I do not think the U.S. can afford to leave Europe. You can pull out 10,000 or 20,000 GIs; this will not matter. It will be a token. It will impress some and worry some. Either the Soviet Union pushes its pawns and it can do so militarily or half militarily, half politically. Will the U.S. accept this or seek a loophole or consider that its interests are at stake? If the U.S. chooses a loophole, the figures are there to show that Europe cannot defend itself. If the U.S. decides that it is vital to ask, then it will not shirk its responsibility regardless of their weight. In 1940, a French politician wrote that the French didn’t want to die for Danzig. No doubt many Americans are ready to say now that Americans must not die for either Paris or London. The result of not wanting to die for Danzig is that we died altogether at the time.
Dr. Kissinger: This attitude provoked the death of many countries even though it is illogical. The President has said he does not want to withdraw more than 10,000 to 20,000, but unless we make an enormous effort, Congress will want to legislate the withdrawal of 75,000 to 100,000 men by September or October. This may be illogical but it is a fact. That is why the President seeks a political basis on which he can stand against what would not be in our interests.
President Pompidou: First of all, there is what we have to call the Directorate of Four, for which I do not criticize you. It was DeGaulle’s idea. He wrote to Eisenhower about it. It was a Directorate of three at the time, without Germany. We can, we do talk about it. You have talked to Brandt and Heath. I am here. I saw Heath. I am seeing you. I will see Brandt.

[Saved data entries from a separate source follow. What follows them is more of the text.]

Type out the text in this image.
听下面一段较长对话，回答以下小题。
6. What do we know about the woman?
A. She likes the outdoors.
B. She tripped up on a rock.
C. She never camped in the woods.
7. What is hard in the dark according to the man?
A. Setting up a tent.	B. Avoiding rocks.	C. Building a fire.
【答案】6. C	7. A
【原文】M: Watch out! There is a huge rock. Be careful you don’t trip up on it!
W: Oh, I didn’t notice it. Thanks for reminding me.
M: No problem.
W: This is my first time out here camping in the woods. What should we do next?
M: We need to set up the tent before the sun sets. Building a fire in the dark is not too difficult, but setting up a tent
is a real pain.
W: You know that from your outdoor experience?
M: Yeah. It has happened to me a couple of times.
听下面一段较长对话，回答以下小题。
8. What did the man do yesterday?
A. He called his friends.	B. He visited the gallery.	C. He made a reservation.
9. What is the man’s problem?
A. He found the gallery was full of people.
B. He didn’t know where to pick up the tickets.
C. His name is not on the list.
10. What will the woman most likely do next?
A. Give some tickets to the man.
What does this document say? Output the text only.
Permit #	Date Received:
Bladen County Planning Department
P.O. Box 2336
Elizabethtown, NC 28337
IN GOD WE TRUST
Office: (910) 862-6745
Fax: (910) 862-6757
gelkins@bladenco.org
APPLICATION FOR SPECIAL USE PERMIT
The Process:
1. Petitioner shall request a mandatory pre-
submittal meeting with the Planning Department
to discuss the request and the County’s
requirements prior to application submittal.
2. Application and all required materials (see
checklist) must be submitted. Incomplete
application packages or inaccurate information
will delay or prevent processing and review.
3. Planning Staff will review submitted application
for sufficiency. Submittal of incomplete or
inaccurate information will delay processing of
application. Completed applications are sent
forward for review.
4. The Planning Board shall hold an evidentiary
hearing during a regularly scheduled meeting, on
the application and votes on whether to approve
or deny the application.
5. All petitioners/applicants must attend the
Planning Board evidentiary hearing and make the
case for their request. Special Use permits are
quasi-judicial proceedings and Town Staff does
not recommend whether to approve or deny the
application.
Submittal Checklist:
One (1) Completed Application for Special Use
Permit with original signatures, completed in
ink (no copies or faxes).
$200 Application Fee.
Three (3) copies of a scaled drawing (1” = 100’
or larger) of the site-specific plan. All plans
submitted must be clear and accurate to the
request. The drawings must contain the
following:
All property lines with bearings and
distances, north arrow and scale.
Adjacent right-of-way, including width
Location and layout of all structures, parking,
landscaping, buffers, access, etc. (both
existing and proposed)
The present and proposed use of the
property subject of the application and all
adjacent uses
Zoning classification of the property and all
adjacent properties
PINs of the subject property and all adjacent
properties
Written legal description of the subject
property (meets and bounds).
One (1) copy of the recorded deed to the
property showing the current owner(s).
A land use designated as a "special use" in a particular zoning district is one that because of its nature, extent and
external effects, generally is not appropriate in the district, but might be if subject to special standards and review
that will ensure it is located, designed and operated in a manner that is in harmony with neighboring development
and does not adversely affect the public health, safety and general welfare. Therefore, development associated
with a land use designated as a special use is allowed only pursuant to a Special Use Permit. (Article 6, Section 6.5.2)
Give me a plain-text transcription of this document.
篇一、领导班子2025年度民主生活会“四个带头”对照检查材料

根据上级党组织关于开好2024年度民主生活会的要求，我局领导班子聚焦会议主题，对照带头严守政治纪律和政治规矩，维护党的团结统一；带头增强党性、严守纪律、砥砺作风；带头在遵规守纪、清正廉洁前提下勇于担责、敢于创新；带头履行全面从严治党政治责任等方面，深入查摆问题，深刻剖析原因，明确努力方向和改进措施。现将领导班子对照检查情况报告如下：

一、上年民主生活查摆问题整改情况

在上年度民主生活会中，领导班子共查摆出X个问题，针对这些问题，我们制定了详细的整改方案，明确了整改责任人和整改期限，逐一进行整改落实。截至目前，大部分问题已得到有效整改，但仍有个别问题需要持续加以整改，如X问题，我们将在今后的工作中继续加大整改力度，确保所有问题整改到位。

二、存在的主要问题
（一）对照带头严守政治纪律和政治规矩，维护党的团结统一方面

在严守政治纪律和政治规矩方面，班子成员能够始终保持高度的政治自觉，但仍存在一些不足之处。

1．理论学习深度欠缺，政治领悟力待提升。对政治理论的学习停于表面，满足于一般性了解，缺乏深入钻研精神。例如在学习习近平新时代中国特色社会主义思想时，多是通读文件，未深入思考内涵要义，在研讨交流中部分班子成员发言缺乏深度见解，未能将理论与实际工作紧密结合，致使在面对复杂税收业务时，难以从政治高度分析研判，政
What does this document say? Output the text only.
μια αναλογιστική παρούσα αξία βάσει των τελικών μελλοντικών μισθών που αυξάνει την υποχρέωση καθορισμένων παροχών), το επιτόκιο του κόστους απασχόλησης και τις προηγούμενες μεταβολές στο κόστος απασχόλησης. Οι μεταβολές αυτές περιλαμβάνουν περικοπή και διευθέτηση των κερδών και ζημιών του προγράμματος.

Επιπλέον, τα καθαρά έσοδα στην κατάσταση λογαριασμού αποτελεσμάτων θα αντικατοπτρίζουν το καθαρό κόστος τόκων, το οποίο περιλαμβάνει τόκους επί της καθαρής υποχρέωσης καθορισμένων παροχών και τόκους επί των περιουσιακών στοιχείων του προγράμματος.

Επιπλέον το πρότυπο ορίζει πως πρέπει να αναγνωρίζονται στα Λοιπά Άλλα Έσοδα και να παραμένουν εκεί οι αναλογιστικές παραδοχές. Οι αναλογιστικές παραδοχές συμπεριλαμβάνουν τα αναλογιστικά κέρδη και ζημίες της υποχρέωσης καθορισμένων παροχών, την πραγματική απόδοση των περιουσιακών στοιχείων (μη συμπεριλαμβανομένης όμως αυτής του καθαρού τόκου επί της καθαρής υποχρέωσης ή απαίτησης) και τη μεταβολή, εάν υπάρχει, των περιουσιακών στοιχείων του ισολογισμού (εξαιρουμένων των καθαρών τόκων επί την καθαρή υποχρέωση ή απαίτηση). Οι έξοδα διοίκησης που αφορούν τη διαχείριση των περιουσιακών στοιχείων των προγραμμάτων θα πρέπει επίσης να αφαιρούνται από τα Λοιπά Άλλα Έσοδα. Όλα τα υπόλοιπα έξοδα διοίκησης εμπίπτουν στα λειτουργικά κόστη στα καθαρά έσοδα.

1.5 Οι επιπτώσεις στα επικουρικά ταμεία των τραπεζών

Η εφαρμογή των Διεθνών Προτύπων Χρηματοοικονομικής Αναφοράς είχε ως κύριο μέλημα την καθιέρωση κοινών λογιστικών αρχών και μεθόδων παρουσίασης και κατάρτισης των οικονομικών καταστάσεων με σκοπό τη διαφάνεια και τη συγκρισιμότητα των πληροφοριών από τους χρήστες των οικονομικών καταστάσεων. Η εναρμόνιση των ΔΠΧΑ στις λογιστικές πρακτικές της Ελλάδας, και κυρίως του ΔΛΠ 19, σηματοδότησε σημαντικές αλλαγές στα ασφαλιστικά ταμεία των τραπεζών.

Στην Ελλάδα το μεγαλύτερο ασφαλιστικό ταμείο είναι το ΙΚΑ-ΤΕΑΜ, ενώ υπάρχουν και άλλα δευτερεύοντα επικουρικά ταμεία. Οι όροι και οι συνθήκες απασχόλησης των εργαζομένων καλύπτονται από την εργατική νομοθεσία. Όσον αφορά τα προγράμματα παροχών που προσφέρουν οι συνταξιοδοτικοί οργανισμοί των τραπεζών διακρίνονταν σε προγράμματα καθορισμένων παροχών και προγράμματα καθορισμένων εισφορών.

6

President Nixon: On the Directorate of Four, I refer to a very high-level working group to report back to the four, not to make a decision now concerning the future. The idea is not to go to a summit unless we know what would come of it. I also focus the attention on the political direction as differentiated from the economic. DeGaulle was a pragmatist, as you are. He knew the three were all that mattered for security at the time.[Page 99]
President Pompidou: But this led to a distrust with the Italians and the Benelux, not to mention Denmark. The smaller European nations felt towards France, the UK, and the FRG the same susceptibility that we may feel towards the Soviet Union and the U.S. We already see this, and it spreads. The Italians are nervous. Jobert saw Medici and found him worried, ready to give you all facilities but not to submit to prior agreements between others and the U.S. Even in Holland which perhaps matters more, because where will Medici be in eight or 15 days?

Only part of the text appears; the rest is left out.